Pura yang berdiri di ujung selatan Bali ini bukan cuma soal tarian Kecak saat senja. Letaknya di Desa Pecatu, Kecamatan Kuta Selatan, persis di atas tebing karang setinggi 70 meter. Ombak Samudra Hindia menghantam batu karang di bawahnya dengan suara gemuruh yang bikin bulu kuduk merinding.
Tips dari saya: datanglah sebelum pukul 15.00 WITA. Bukan untuk menghindari antrean, tapi untuk menyusuri jalan setapak di sisi barat tebing. Dari sana, Anda bisa melihat monyet ekor panjang yang sudah terbiasa dengan pengunjung—tapi tetap awasi kacamata dan ponsel Anda. Saya kehilangan topi favorit karena kena sambar monyet di tahun 2022.

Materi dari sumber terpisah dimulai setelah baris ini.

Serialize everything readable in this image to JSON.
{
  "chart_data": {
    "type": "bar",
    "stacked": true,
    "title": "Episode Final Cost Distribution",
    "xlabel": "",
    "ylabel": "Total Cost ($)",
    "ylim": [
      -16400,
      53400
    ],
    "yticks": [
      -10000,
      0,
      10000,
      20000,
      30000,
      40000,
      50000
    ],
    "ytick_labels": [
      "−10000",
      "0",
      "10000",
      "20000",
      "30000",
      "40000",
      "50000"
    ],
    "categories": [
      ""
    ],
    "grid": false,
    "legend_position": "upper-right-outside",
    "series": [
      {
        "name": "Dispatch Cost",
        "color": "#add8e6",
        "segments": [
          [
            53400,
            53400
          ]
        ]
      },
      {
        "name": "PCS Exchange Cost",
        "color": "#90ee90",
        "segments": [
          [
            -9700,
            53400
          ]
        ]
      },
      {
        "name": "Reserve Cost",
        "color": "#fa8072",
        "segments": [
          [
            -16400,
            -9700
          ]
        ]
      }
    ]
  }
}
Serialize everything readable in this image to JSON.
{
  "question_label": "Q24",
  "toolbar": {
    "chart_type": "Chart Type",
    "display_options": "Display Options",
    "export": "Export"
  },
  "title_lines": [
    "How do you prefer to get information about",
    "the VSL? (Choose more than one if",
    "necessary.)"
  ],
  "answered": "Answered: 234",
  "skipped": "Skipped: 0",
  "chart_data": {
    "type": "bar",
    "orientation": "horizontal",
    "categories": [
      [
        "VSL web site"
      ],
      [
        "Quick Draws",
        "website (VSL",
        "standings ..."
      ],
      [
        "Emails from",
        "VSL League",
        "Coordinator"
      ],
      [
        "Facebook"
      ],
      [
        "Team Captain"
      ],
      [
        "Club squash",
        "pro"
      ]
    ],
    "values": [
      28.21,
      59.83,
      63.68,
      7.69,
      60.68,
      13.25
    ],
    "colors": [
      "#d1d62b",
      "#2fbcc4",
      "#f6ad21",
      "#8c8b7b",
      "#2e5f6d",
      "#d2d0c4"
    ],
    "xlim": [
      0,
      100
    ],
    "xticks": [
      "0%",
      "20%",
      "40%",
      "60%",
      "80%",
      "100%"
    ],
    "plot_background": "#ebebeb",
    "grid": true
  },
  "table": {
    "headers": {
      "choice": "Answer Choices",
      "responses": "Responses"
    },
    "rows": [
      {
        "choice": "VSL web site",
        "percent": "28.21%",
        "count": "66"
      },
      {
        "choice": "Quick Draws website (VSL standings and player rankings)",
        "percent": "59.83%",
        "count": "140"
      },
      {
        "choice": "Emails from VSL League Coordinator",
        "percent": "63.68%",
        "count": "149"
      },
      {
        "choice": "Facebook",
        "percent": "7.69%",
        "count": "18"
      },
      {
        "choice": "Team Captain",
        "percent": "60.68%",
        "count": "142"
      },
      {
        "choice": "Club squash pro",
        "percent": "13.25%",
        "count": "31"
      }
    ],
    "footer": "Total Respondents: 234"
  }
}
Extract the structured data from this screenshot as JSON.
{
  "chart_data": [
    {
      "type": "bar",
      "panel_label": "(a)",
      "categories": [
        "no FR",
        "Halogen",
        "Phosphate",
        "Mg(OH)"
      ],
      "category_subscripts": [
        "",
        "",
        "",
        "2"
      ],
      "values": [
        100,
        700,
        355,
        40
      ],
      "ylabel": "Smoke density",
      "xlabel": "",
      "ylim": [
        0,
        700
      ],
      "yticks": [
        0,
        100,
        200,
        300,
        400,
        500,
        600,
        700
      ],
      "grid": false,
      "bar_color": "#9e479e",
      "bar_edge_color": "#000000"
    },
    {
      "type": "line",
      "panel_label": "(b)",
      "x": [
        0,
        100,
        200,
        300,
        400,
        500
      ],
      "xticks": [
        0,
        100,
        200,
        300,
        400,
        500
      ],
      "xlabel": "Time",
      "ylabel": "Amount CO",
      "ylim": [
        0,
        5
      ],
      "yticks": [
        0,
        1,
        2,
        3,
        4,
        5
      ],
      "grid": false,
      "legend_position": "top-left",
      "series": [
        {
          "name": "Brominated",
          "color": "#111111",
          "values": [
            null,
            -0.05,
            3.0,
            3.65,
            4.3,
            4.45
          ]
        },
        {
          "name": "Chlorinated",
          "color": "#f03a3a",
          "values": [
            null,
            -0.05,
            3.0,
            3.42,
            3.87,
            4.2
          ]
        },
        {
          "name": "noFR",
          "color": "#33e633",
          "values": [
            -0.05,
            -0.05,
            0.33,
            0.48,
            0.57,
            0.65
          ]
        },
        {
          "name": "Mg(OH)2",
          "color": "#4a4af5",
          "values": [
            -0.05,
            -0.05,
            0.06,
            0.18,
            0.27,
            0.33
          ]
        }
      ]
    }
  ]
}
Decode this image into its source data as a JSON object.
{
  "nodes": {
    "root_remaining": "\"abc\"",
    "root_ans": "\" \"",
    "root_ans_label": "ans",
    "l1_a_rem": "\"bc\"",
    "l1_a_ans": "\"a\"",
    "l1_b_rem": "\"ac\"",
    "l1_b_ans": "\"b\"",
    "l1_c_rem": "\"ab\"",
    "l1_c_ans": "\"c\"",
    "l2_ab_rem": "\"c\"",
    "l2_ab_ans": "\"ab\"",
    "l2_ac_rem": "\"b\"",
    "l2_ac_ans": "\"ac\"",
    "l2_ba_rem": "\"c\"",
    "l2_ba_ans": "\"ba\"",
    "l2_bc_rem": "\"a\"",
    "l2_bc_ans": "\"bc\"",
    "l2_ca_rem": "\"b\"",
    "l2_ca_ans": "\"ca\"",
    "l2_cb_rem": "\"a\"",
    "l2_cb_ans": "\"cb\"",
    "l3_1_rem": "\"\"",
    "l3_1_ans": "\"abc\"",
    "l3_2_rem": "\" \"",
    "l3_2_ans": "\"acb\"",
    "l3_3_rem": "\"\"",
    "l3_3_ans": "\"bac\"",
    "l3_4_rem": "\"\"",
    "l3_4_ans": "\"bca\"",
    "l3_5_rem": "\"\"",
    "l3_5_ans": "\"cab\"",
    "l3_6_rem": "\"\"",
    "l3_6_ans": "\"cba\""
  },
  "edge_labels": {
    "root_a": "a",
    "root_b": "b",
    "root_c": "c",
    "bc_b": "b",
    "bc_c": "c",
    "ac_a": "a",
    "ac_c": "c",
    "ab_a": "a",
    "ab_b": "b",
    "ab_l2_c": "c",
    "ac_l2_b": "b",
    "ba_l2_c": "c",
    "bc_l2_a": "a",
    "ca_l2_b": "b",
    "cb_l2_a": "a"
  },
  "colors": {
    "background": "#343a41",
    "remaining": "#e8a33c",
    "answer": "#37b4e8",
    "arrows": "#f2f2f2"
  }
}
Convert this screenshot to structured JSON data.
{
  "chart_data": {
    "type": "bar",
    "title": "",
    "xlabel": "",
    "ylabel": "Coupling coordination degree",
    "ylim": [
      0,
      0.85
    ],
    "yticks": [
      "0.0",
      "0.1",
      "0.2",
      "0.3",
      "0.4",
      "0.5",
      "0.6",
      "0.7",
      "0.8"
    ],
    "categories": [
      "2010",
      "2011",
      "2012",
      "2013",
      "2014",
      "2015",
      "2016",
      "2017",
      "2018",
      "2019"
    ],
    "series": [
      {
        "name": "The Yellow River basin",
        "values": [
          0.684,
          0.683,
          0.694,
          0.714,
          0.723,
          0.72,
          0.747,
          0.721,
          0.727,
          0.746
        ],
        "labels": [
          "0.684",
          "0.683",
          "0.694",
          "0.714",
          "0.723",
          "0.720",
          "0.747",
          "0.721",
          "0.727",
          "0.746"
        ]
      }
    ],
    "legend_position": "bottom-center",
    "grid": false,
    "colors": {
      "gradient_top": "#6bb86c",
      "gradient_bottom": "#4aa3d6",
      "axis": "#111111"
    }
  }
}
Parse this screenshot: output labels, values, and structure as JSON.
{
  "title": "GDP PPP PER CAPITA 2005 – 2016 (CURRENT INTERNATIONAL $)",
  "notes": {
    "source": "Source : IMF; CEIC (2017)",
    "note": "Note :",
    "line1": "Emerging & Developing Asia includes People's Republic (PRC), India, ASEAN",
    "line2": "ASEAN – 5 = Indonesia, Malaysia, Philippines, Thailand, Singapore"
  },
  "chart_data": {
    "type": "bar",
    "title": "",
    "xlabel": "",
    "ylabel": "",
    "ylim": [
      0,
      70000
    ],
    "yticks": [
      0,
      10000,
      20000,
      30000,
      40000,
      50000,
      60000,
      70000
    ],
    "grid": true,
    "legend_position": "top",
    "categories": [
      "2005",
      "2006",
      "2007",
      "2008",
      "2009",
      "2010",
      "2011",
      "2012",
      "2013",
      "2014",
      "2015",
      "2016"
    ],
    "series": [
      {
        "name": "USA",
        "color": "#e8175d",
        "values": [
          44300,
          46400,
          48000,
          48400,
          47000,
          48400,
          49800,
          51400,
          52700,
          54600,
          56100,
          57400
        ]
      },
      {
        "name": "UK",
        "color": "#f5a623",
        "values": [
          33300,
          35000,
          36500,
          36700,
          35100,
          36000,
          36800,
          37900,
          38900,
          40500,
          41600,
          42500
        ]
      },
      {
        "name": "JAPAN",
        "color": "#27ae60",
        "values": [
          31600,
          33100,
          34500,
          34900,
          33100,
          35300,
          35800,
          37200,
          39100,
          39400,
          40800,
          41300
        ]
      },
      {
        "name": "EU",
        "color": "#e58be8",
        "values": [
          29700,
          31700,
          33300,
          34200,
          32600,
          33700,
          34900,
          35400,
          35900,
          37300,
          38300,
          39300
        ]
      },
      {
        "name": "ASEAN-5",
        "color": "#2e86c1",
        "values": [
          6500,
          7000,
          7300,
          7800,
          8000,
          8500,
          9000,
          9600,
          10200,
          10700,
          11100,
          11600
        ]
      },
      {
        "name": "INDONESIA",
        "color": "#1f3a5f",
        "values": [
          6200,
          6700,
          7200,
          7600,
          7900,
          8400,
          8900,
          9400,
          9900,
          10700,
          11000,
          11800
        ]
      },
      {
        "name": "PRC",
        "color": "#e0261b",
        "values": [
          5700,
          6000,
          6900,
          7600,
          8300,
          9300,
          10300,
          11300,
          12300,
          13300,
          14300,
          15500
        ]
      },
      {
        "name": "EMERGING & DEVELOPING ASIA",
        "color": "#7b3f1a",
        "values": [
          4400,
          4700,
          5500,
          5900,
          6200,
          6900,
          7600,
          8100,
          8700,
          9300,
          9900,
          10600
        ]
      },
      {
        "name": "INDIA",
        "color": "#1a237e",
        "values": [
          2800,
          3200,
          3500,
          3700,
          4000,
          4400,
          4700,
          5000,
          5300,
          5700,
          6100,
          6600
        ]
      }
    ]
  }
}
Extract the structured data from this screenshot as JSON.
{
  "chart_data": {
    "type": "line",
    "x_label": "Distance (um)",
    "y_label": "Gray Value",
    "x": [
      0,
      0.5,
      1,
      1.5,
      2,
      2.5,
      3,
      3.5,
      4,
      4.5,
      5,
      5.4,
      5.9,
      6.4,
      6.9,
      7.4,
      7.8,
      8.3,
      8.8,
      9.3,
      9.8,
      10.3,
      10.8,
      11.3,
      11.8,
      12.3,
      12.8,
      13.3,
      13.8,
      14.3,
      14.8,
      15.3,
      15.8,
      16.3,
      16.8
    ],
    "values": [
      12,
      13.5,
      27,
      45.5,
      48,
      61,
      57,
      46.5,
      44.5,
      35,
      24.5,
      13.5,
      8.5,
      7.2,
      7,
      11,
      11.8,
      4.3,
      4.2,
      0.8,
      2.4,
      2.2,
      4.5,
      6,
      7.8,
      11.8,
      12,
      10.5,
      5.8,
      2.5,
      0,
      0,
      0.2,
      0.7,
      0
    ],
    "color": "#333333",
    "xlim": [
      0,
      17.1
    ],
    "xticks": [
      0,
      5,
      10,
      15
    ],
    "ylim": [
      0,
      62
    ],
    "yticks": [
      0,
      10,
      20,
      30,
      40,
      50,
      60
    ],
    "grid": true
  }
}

Kalau soal tiket masuk, harga bervariasi tergantung hari dan kebijakan pengelola. Lebih baik cek langsung ke situs resmi atau tanya di loket sebelum masuk. Yang pasti, siapkan uang tunai untuk parkir dan sarung jika Anda tidak membawa dari hotel.
Terletak di Kecamatan Tegallalang, Gianyar, sawah berundak ini sudah ada sejak abad ke-9. Sistem irigasi subak yang dipakai adalah warisan budaya yang diakui UNESCO. Banyak turis datang pagi-pagi untuk foto dengan latar hijau, tapi saya sarankan datang sekitar pukul 10.00—cahaya matahari mulai menyinari lembah dari timur, dan petani lokal biasanya sedang mulai bekerja.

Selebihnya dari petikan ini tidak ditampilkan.